This morning we have been sitting and waiting for what seems like eternity for that phone to ring, for someone to put us out of our misery and offer us an appointment at the hospital for the scan that Coran needs to confirm whether or not he has that clot. While we wait everything else also hangs in the balance - whether he can continue to take the female hormones that he has been on for the past 2 1/2 years to femininise the body and balance his emotions and feelings, whether I can go to Cornwall at the weekend, or for that matter, even whether I can go to work tonight. I hate this waiting around and this not knowing, yet I also realise that we are not the only ones, and someone (in fact lots of poeple) somewhere else is also playing that same, the game of waiting and not knowing, and the game of uncertainty.
The trouble is of course, for those affected by this, it is no game, but very serious indeed. This is their lives and our lives. I spoke to one of the residents at work yesterday about what had happened, and she helped to put things in a little more perspective, as she has the exact same condition. She is the youngest resident in the home at just 56 and has a category 2 brain tumour and colonostomy, and as it turns out a blood clot in her leg for which she also has daily injections. This in many ways, despite her own problems, put her in a ideal position to offer the solace that I needed. I am ashamed to say that she brought tears to my eyes, as I realised just how much this has and continues to affect both of us. It is like I say the not knowing and all the waiting around.

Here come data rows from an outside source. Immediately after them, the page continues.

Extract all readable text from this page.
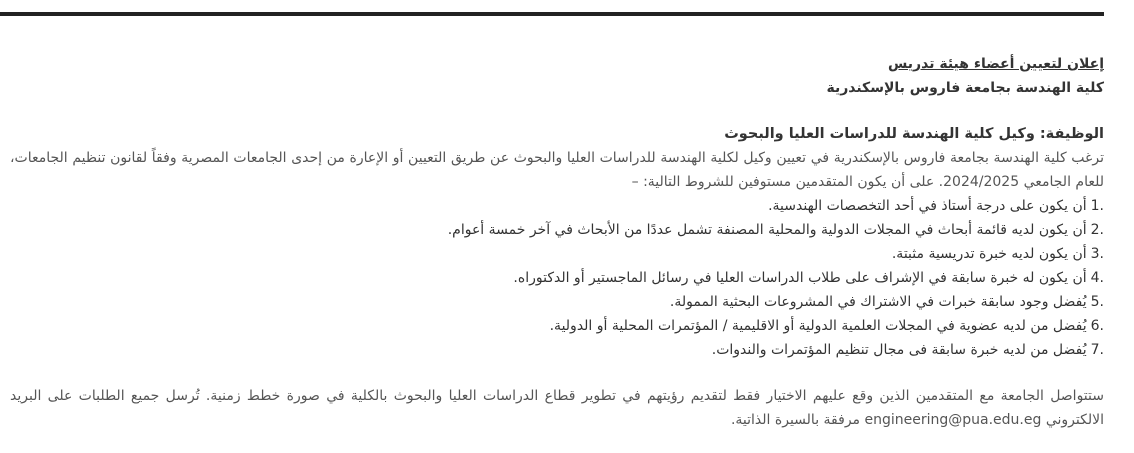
إعلان لتعيين أعضاء هيئة تدريس
كلية الهندسة بجامعة فاروس بالإسكندرية
الوظيفة: وكيل كلية الهندسة للدراسات العليا والبحوث
ترغب كلية الهندسة بجامعة فاروس بالإسكندرية في تعيين وكيل لكلية الهندسة للدراسات العليا والبحوث عن طريق التعيين أو الإعارة من إحدى الجامعات المصرية وفقاً لقانون تنظيم الجامعات، للعام الجامعي 2024/2025. على أن يكون المتقدمين مستوفين للشروط التالية: –
1.
أن يكون على درجة أستاذ في أحد التخصصات الهندسية.
2.
أن يكون لديه قائمة أبحاث في المجلات الدولية والمحلية المصنفة تشمل عددًا من الأبحاث في آخر خمسة أعوام.
3.
أن يكون لديه خبرة تدريسية مثبتة.
4.
أن يكون له خبرة سابقة في الإشراف على طلاب الدراسات العليا في رسائل الماجستير أو الدكتوراه.
5.
يُفضل وجود سابقة خبرات في الاشتراك في المشروعات البحثية الممولة.
6.
يُفضل من لديه عضوية في المجلات العلمية الدولية أو الاقليمية / المؤتمرات المحلية أو الدولية.
7.
يُفضل من لديه خبرة سابقة فى مجال تنظيم المؤتمرات والندوات.
ستتواصل الجامعة مع المتقدمين الذين وقع عليهم الاختيار فقط لتقديم رؤيتهم في تطوير قطاع الدراسات العليا والبحوث بالكلية في صورة خطط زمنية. تُرسل جميع الطلبات على البريد الالكتروني engineering@pua.edu.eg مرفقة بالسيرة الذاتية.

Sure we joke about it with friends, but inside, it is a very different matter, both of are very fearful as to what it might mean and how it may affect our lives. This may sound melodramatic, but it is no small thing to be given news such as this. I know it is treatable, but the treatment is intrusive and affects both of us our lives. We have enough stress at the moment, with all the changes that are going on, both emotionally and energetically, and don't need anymore.
I have the added stress at the moment of preparing the October edition of the newsletter for which I have just realised I have no centrespread. This afternoon then I should sit down and write something - probably about my recent trip to Iceland in the absense of anything else, but somehow I do not have the heart. I think I would much rather switch on my phone and go and sit in the sun, but instead we have to the hospital for yet another injection. Perhaps we can go for that cuppa on the way back before I have to head on out again for work.
All I can say is that it bloody well better be worth it, or otherwise when I pass over God will be getting an alimighty kick up the backside!